Latar belakang Kejawen, Hindu dan Buddhisme amat kuat mendasari spiritualitas Soekarno sehingga ia jauh dari sifat “ortodoksdogmatis” dalam pemikiran keagamaannya, dan tidak bercorak formal santri dalam keislamannya. Soe-karno menyenangi bentuk sufisme yang bebas, agama yang diperlukan sebagai “bahasa kasih sayang”, bahkan agama yang penuh pasi (passion). Sekalipun kita tahu bahwa kontroversi tentang hal itu juga masih terbuka untuk dijadikan diskursus yang kritis. Setidak-tidaknya posisi keagamaan Soekarno berbeda misalnya dengan Haji Agus Salim, A Hassan, dan Mohammad Natsir, yang dikenal sebagai pemikir-pemikir Islam yang bercorak ortodoks (rasional dan bercorak doktriner). Bernard Dahm dalam ke-”jerman”-annya bertindak terhadap Bung Karno seperti Karl May terhadap Winnetou. Menjadi jiwa yang menarik dan amat imajinatif; bukan hanya karena Dahm selama menulis tentang Soekarno belum pernah ke Indonesia, boro-boro ketemu dengan Bung Karno. Di bayangan Dahm Bung Karno total menjadi seorang tokoh dalam sebuah epos. Dari awal yang bersandar pada “local genius” yang amat diapresiasikan oleh Dahm, sampai kepada keyakinan Bung Karno yang tidak ada duanya, dan amat kategoris terhadap “nasionalisme, agama, dan marxisme”. Seolah-olah ketiganya merupakan doktrin trinitas dalam agama Kristen yang tak bakal ditinggalkan sampai kapan pun dunia akan berakhir.
Bung Karno tidak mau menyerahkan apa yang sudah dimilikinya, bahwa ketiga hal tersebut merupakan kenyataan substansial dan sekaligus pilar bagi eksistensi Indonesia. Menurut Dahm, Bung Karno tak mau mundur selangkah untuk mempertahankan keyakinan tentang “ketiga yang esa” tersebut. Seolah-olah Bung Karno rela mati demi “iman” yang telah ditemukannya, yaitu keyakinannya kepada “nasionalisme”, sosialisme, dan agama”. Ideologinya, bersama dengan Pancasila baginya merupakan sesuatu yang “ultimate” untuk Indonesia yang bersama Hatta ia proklamasikan. Bagaimanapun dalam kaitan ini, keadilan bagi Soekarno harus ditegakkan kembali, sebagai bapak bangsa yang punya pendirian teguh dan memiliki keyakinan. Di tengah padang spiritualitas yang mahaluas, dengan fungsinya yang khusus untuk mendukung perjuangan kemerdekaan lewat nasionalisme, Soekarno bertahan dan tidak mau bergeser sedikit pun dari tempatnya. Bung Karno menempatkan agama selaku kekuatan “revolusioner” untuk mendukung nasionalisme Indonesia.

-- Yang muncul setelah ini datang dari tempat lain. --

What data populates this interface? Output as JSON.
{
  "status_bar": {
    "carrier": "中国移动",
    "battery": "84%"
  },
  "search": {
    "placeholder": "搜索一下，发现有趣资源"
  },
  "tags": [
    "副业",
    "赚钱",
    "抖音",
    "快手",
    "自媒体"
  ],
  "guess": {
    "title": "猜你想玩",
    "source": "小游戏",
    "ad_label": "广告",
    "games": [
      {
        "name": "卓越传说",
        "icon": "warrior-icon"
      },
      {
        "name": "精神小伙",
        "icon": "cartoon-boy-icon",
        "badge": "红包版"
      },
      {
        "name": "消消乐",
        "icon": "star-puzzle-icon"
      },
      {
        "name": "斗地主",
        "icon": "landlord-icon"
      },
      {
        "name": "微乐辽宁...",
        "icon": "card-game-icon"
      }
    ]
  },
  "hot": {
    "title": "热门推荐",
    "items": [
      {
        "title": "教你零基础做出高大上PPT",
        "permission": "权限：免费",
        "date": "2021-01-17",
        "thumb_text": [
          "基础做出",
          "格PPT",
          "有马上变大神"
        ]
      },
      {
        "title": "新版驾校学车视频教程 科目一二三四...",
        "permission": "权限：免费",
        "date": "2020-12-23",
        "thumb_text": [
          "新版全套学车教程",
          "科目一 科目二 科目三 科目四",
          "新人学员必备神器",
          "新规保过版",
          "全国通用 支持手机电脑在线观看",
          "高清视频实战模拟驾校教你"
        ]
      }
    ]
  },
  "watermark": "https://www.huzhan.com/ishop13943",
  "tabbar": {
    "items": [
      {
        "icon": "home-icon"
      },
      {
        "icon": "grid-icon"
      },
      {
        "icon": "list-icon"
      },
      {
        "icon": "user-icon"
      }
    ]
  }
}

Imajinasi Bung Karno tentang nasionalisme dan faham kebangsaan bukan sekadar olah intuisi dan imajinasi tanpa pijakan realitas. Peristiwa proklamasi 17 Agustus 1945 merupakan titik pusat dari keberhasilan menggalang nasionalisme sejak ia masih menjadi mahasiswa. Nasionalisme untuk melawan penjajahan, yang berupaya menemukan jati diri, “self-esteem”, dan kepribadian nasional.

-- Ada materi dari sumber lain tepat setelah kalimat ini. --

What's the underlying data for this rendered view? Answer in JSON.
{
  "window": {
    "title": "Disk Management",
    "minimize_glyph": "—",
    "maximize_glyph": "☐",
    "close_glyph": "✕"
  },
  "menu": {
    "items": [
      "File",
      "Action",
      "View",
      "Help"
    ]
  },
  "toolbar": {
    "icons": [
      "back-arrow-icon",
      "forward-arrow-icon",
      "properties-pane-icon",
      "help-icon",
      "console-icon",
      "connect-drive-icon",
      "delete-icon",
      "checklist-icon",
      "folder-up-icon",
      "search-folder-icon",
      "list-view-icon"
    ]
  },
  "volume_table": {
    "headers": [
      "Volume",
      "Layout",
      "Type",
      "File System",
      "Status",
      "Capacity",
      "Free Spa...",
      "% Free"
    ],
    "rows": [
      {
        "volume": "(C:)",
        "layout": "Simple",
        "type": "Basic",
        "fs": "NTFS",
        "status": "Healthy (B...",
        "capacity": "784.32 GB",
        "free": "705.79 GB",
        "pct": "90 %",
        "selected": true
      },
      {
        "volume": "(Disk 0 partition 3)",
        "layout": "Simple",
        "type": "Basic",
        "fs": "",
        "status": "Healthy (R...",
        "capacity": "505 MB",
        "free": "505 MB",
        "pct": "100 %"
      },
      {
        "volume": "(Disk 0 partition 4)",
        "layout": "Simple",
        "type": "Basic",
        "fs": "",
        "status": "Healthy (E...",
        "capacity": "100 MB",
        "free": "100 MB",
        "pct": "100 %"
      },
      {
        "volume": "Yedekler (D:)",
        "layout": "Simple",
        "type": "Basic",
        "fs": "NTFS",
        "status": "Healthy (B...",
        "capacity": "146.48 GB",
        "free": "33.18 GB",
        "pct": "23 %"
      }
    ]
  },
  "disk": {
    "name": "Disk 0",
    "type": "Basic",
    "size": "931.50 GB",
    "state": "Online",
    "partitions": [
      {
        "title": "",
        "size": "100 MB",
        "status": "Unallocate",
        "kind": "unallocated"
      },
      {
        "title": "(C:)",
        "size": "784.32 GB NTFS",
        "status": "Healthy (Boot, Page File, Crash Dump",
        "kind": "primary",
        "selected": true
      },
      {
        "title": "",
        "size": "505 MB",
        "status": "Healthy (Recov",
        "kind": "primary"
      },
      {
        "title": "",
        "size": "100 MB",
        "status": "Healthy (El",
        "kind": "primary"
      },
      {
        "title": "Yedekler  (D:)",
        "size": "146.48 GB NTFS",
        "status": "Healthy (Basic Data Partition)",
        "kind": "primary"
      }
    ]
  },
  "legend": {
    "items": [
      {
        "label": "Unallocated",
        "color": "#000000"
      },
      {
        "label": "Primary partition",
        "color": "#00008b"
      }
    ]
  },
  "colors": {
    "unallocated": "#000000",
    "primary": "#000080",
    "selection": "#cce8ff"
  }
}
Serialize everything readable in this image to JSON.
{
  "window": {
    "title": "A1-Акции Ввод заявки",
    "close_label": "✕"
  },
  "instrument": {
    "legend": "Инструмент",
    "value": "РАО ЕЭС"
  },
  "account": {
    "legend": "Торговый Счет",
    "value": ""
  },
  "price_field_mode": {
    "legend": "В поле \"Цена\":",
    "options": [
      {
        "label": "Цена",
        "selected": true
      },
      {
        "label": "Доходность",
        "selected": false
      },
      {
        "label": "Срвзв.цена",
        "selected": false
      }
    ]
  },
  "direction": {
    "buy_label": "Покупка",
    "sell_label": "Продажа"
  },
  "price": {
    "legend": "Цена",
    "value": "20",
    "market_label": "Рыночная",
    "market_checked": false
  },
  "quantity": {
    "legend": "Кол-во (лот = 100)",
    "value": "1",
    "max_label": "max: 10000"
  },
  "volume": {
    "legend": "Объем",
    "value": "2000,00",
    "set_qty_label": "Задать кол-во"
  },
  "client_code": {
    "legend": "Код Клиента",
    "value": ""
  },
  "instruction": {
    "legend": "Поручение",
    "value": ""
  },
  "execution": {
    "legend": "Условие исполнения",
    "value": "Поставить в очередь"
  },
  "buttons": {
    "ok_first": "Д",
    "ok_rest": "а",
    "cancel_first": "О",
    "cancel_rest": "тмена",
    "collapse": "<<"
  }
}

Di masa Perang Dingin, ketika blok Barat berhadapan frontal dengan blok Timur, agaknya tantangan yang dihadapi Soekarno melebihi takaran yang bisa ia tanggung. Muatan konflik yang tak terdamaikan antara kubu kapitalisme dan sosialisme di tingkat internasional agaknya terlalu besar untuk dituang dalam mangkuk konteks kehidupan politik Soekarno yang hanya sebatas nasionalisme Indonesia. Alhasil, muatan itu meluap tumpah ruah, serta menimbulkan gejolak di dalam negeri yang tak terbendung, serta menimbulkan korban besar di sekitar tahun 1965. Akan tetapi, di masa pasca-Perang Dingin sekarang ini telah tiba momentum untuk memikirkan kembali relevansi pemikiran-pemikiran penting Soekarno, khususnya dalam soal hubungan agama.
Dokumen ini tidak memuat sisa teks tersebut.